Ce n’est pas du recueil d’opinion, c’est une analyse collective : les participants ont une idée en lien avec la question débattue et doivent la confronter aux autres, c’est une élaboration. A travers la discussion, les positions de chacun changent et on construit petit à petit un véritable programme politique !

BON C’EST BIEN GENTIL, MAIS LES ELUS SERVENT A QUOI DU COUP ?

Le principe du tirage au sort suppose que l’on retrouve autant de compétences chez un groupe d’individus pris au hasard que chez un élu. Du coup on en arrive à s’interroger sur l’utilité des élus et leur légitimité !

north koreaTu sais que t’es un bon leader quand t’es élu avec 100% des votes à ton élection complètement démocratique

Avec ce type de dispositif, on sous-entend que les élus ont plutôt tendance à prendre de mauvaises décisions dès lors qu’ils sont isolés. Comment choisir au mieux lorsque l’on est déconnecté de la vie quotidienne des citoyens ? Inclure directement les habitants en amont de la décision s’avère alors particulièrement vertueux :

  • Pour l’élu, la prise de décision est meilleure, puisque les habitants apportent eux-mêmes leur expertise : en étant en contact direct avec le terrain, on réduit largement les risques de se tromper, et on en tire même parfois des idées qui ne nous auraient pas effleuré l’esprit autrement !
  • Pour les citoyens, en jouant un rôle concret on comprend mieux comment se passe la mise en place d’une politique publique, quels sont les moyens disponibles et quelles contraintes il faut prendre en compte… autant d’aspects difficiles à saisir au premier abord.
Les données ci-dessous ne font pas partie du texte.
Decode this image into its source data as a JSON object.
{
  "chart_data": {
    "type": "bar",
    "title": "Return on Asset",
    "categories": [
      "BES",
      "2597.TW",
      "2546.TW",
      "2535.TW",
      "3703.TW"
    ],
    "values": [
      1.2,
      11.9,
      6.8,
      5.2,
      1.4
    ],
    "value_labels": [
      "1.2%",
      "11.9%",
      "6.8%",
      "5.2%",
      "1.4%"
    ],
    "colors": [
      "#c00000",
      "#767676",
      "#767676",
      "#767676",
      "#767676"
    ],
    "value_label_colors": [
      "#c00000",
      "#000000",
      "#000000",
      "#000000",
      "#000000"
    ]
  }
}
La démocratie participative vise finalement replacer les élus dans leur rôle de représentants au sens strict : ils sont ici avant tout pour porter la parole des représentés, en leur nom, et non pas pour prendre des décisions arbitraires à leur place. Il s’agit d’écouter ce qui est demandé et de le retraduire ensuite concrètement.

CE SERAIT PAS UN PEU DÉMAGO TOUT CA QUAND MÊME ?

Les plus septiques sont quand même en droit de se demander si ce serait pas un peu du vent : si c’est juste consultatif, au final les élus peuvent choisir de totalement ignorer les propositions des participants, non ?

democracy worksEt après on leur a dit que la démocratie ça marche

Les politiques publiques peuvent être vues comme une boîte noire, absorbant les demandes des citoyens et recrachant actions et décisions, sans que l’on sache ce qu’il s’est réellement passé au milieu. En plus de ça, le temps politique est très long et il y a énormément de routines administratives, la moindre décision d’installer un banc peut prendre des années (surtout dans des grandes villes comme Paris).

Le but de ces conférences est aussi d’inclure au maximum les citoyens sur le long terme dans ce processus bureaucratique, au-delà des simples moments de discussion. Ils sont ainsi invités à rencontrer les services de la ville chargés d’appliquer concrètement leurs propositions, et à travailler directement avec eux : leurs idées auront donc un impact… mais sera visible d’ici quelques années !

 

Un article par Marianne Mercier Toutes ses publications

5 commentaires pour “Les conférences citoyennes : comment inclure les citoyens dans la prise de décision politique ?

  1. Un article très intéressant qui pose une question essentielle et tente d’y apporter une réponse: comment rénover notre démocratie qui en a tant besoin?

    Il rest toutefois à se demander si ces conférences citoyennes ne gagneraient pas davantage en s’adressant non seulement aux élus (ce qui est légitime), mais encore aux membres de la société civile (chefs d’entreprises, associations…) qui possèdent eux aussi une précieuse expertise.

  2. Ne serait-il pas judicieux de créer une “hiérarchie” dans la démocratie dite participative? => un conseil de quartier => un conseil de ville => un conseil de département, etc… Chacun composé de citoyens (où devrais-je dire d’électeurs, les deux termes ne sont plus si différents de nos jours) tirés au sort, etc… Pour remonter “la vraie vie” à tous les niveaux.